Rapport de l'Agence des Participations de l'Etat

L’État actionnaire demande une part plus importante des profits que les actionnaires du CAC 40. Une nouvelle confirmation du fait que l’horizon politique est bien plus court que l’horizon capitaliste.

L’État actionnaire demande une part plus importante des profits que les actionnaires du CAC 40. Une nouvelle confirmation du fait que l’horizon politique est bien plus court que l’horizon capitaliste.

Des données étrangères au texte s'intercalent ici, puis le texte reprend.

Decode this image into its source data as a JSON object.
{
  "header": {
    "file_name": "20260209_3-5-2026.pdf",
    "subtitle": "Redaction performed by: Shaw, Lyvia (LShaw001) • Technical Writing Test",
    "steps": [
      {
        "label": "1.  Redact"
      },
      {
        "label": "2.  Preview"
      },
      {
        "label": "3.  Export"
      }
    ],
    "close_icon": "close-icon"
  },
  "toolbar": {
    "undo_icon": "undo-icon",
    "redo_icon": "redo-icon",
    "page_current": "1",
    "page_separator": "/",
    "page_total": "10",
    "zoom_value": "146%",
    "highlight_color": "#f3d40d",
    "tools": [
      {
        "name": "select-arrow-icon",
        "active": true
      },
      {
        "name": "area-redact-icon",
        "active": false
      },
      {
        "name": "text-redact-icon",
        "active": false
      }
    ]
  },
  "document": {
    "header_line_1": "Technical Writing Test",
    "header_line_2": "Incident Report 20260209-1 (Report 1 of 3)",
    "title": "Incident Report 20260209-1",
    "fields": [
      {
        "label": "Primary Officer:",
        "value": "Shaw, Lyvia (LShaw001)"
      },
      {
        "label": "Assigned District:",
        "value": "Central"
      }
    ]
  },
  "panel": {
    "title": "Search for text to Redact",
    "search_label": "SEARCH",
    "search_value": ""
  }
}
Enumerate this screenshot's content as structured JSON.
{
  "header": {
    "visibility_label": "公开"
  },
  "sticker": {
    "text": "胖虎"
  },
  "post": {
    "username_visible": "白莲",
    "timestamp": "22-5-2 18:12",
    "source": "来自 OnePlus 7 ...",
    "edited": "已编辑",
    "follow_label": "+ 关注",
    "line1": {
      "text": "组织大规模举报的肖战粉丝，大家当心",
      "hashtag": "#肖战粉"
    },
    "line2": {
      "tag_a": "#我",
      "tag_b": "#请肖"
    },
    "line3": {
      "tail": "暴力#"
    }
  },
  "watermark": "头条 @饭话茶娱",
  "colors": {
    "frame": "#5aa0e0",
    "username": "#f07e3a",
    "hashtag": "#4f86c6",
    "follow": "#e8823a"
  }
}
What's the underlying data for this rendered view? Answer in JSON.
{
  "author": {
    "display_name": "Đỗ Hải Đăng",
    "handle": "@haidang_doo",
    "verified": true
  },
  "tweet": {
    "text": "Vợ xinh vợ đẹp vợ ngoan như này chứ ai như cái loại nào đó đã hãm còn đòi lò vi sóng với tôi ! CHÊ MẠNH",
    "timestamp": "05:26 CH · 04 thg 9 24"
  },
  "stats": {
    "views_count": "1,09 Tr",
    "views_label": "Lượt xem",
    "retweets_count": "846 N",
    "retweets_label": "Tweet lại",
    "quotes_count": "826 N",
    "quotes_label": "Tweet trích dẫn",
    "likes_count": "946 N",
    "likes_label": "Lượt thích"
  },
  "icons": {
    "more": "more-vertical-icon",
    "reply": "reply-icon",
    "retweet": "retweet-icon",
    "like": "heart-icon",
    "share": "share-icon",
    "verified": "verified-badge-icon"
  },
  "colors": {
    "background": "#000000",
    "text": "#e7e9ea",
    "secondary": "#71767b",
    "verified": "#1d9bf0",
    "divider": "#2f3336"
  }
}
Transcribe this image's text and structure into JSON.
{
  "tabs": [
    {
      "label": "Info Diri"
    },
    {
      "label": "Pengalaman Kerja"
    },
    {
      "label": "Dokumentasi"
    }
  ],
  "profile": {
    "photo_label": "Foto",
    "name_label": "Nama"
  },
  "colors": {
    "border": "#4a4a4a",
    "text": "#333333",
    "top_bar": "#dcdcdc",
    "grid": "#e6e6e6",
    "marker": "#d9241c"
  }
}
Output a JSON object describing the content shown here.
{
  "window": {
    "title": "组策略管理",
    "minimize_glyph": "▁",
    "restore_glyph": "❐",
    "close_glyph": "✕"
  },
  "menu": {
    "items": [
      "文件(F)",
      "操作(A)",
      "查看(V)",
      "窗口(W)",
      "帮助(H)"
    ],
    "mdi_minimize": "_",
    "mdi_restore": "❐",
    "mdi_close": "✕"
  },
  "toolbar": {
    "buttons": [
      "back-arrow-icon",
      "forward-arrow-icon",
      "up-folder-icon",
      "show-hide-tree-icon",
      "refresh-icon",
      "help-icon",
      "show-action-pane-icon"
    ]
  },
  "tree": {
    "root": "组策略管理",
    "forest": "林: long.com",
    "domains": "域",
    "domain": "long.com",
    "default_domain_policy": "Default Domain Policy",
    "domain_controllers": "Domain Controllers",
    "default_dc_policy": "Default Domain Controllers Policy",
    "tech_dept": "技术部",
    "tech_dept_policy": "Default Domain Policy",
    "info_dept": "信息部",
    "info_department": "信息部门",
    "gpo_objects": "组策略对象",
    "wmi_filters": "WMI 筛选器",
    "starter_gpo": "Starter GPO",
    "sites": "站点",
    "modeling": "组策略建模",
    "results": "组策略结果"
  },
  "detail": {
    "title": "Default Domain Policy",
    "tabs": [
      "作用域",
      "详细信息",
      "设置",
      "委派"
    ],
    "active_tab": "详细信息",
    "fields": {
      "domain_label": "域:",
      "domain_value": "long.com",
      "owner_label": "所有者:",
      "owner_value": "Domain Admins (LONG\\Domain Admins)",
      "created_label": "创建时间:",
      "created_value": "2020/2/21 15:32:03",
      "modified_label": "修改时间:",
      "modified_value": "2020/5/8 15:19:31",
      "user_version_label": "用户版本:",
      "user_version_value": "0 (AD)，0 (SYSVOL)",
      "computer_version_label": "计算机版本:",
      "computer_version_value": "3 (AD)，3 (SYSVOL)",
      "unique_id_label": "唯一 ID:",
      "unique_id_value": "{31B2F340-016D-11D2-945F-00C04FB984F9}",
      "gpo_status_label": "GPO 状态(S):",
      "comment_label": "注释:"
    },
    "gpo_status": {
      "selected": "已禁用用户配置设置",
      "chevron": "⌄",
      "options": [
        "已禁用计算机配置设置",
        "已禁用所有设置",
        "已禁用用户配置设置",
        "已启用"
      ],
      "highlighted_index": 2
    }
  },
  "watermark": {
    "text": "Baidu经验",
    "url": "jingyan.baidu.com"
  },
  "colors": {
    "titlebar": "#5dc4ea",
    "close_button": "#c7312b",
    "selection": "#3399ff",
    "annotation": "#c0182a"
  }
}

Article publié en collaboration avec le Cri du Contribuable.

Rapport de l’Agence des Participations de l’État

L’État actionnaire est plus gourmand que les actionnaires du CAC 40 relate la Cour des Comptes.

Alors que les entreprises de l’indice phare de la Bourse se contentent d’un taux de distribution moyen de 50% (part des bénéfices redistribués aux actionnaires), les entreprises relevant de l’Agence des participations de l’État se voient réclamer 55,7% en 2010. Cette gourmandise de l’État actionnaire aurait même conduit certaines entreprises à s’endetter pour « satisfaire ses exigences élevées ».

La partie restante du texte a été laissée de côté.